[gmx-developers] triggering GMX_NB_GENERIC produces wrong interactions

Mark Abraham Mark.Abraham at anu.edu.au
Tue May 11 13:09:56 CEST 2010


On 11/05/2010 6:44 PM, Igor Leontyev wrote:
>>> Dear gmx-developers,
>>> I would like to test non-standard nonbonded interaction which can not be
>>> implemented simply defining tables.
>>
>> If the interactions are pairwise, being unable to use tables sounds
>> wildly unlikely. If you discuss your idea, you may learn about a good
>> way to do it :-)
>>
>>> According to posts on gmx-developers
>>> board, the simplest way to do this is to modify "gmx_nb_generic_kernel"
>>> subroutine. To make use the routine the environment variable
>>> GMX_NB_GENERIC should be set up. The energy comparison obtained with
>>> "set
>>> GMX_NB_GENERIC=0" and without, however, produces different energies.
>>> What can be done?
>>
>> It's probably immaterial, but setting GMX_NB_GENERIC to 1 is a better
>> idea.
>
> I didn't find any description of meaning of specific values of
> GMX_NB_GENERIC. But setting GMX_NB_GENERIC to even "3D1" produces the
> same result. BTW, may there be any relation between my issue and the
> problem reported here some time
> ago?
> http://oldwww.gromacs.org/pipermail/gmx-developers/2009-July/003505.html

Only if you have water, per Berk.

>> Look further back in the .log file to see what mdrun is reporting about
>> what nonbonded routines it is using.

And what did you find here? (Appearing to ignore people's feedback is a 
good way to make them reluctant to give it in future!)
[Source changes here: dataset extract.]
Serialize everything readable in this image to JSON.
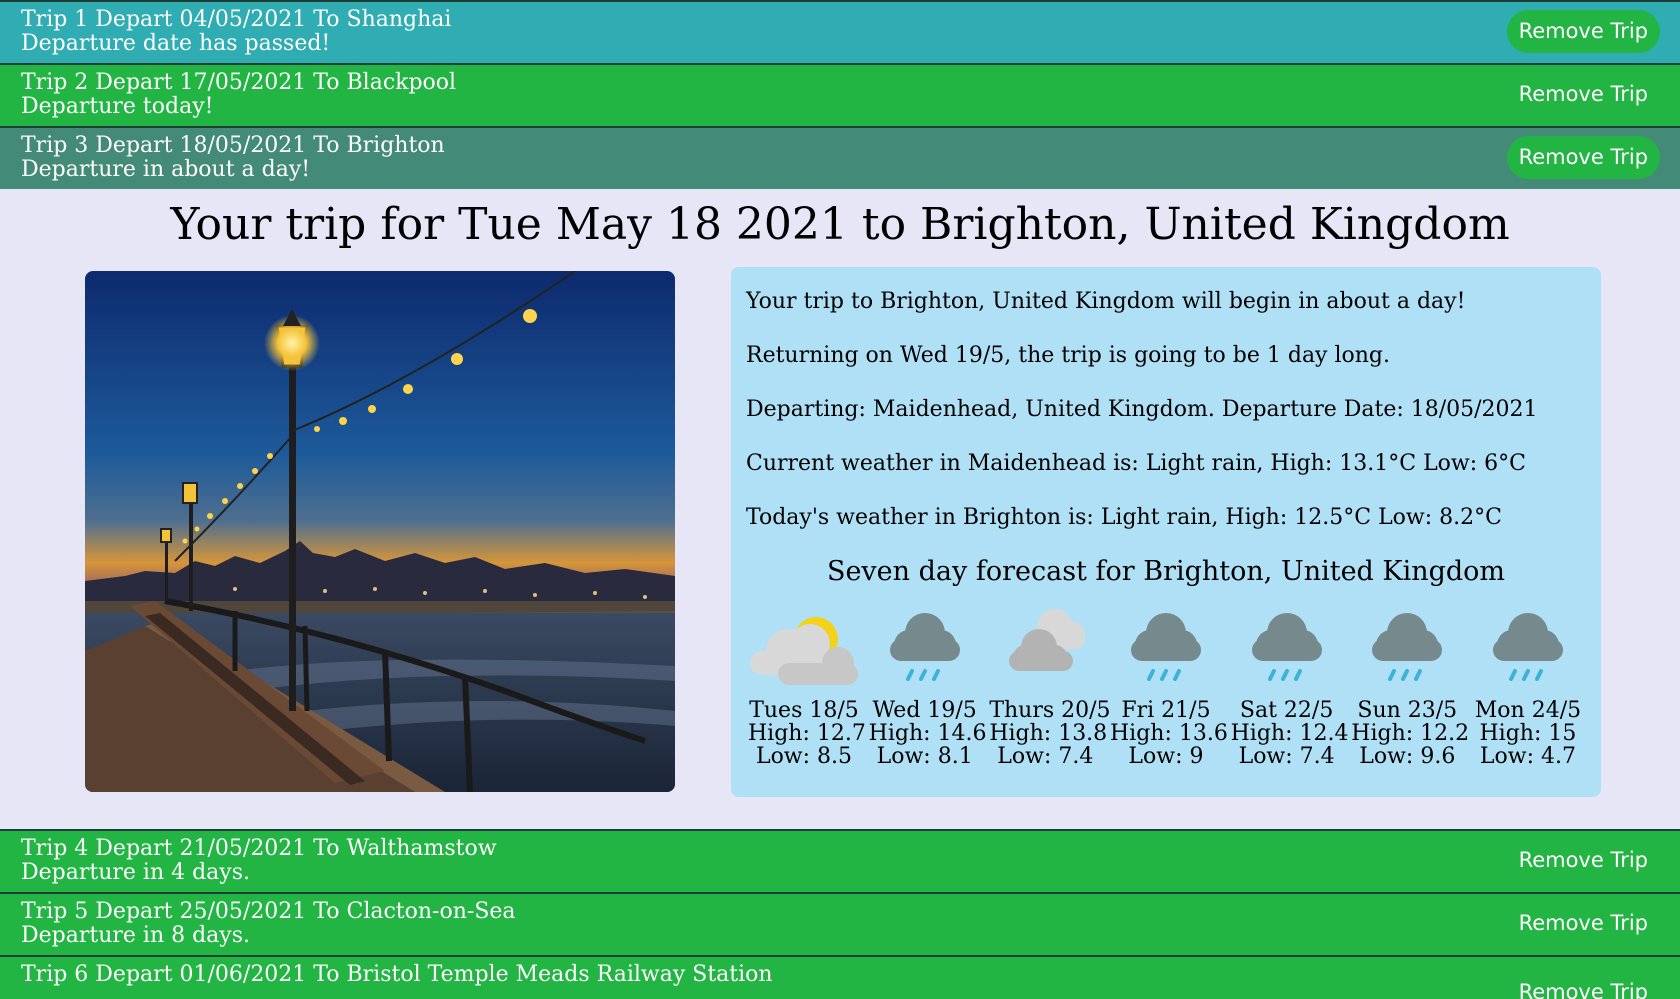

>> Life will probably be easier if you do your development and initial
>> testing work on a single processor.
>
> Sure, but the behavior of serial versions in this particular test is
> exactly the same.
>
>>
>> You shouldn't be using PME, because it requires a particular form for
>> the nonbonded interactions... (unless that's the target of your test)
>
> Thank you for extended comments. Am I correctly understand a hierarchy of
> programming efforts? The simplest (but computationally slowest) option
> utilizes gmx_nb_generic_kernel subroutine; intermediate option is to modify
> and use nb_kernelXXX routines (without assembly loops) and the scary option
> is to modify kernel routines written on assembler? What is the approximate
> ratio between computation times of these 3 routines?
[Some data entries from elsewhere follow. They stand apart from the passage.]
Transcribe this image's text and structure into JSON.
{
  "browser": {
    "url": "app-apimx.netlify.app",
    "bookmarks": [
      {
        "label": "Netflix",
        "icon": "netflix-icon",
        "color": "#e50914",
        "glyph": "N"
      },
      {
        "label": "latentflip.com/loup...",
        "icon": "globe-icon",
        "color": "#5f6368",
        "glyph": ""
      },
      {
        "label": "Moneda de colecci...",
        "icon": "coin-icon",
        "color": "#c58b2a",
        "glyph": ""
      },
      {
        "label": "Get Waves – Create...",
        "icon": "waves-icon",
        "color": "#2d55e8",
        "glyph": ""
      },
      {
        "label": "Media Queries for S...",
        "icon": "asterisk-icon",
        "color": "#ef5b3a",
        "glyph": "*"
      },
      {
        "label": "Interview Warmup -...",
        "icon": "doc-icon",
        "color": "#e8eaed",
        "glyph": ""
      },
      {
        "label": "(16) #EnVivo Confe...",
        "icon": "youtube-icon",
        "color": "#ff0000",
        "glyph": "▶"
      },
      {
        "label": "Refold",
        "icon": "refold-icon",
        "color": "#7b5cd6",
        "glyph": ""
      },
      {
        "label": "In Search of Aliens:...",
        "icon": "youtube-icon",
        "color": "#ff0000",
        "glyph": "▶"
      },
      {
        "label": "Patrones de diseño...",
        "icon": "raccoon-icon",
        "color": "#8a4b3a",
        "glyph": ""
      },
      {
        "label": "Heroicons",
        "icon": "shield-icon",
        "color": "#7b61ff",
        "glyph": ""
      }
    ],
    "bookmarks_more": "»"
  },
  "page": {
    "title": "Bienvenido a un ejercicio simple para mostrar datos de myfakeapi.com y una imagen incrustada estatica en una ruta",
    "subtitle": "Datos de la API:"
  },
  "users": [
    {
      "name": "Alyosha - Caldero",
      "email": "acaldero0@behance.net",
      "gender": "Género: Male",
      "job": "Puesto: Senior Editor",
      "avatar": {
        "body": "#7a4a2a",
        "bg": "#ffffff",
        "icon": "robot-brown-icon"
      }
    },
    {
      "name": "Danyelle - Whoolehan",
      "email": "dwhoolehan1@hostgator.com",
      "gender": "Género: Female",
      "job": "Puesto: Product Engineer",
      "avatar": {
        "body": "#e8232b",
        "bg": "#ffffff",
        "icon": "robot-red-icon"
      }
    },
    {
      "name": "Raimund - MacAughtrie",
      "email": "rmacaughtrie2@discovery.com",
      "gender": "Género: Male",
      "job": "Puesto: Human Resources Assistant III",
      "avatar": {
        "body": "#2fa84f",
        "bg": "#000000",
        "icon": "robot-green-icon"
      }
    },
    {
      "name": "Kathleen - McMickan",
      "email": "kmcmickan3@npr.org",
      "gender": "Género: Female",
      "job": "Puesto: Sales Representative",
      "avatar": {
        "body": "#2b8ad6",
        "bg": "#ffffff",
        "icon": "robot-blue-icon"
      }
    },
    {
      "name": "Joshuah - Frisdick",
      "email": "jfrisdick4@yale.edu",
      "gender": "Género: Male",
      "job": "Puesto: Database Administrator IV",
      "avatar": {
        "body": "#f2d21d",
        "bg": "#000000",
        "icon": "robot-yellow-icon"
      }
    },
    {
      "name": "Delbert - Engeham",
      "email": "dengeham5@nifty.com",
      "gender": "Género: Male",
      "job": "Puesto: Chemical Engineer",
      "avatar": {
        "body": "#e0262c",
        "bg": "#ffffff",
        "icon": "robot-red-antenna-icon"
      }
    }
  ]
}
The hierarchy is roughly like that, but there are two optimization 
effects that overlap - optimizations for solvent loops (whose 
neighbourlists are constructed differently from others) and 
optimizations for chip architectures. gmx_nb_generic is the most general 
and slowest, but you may need both environment variables to trigger its 
correct use. Using either optimization singly or together will get a 
significant speedup (but only if you have water, in one case). How much 
depends on your simulation system, compilers, computer architecture, use 
of parallelism, vsites, etc. Something like 3- to 5-fold I would guess. 
You should test this yourself on a system of interest.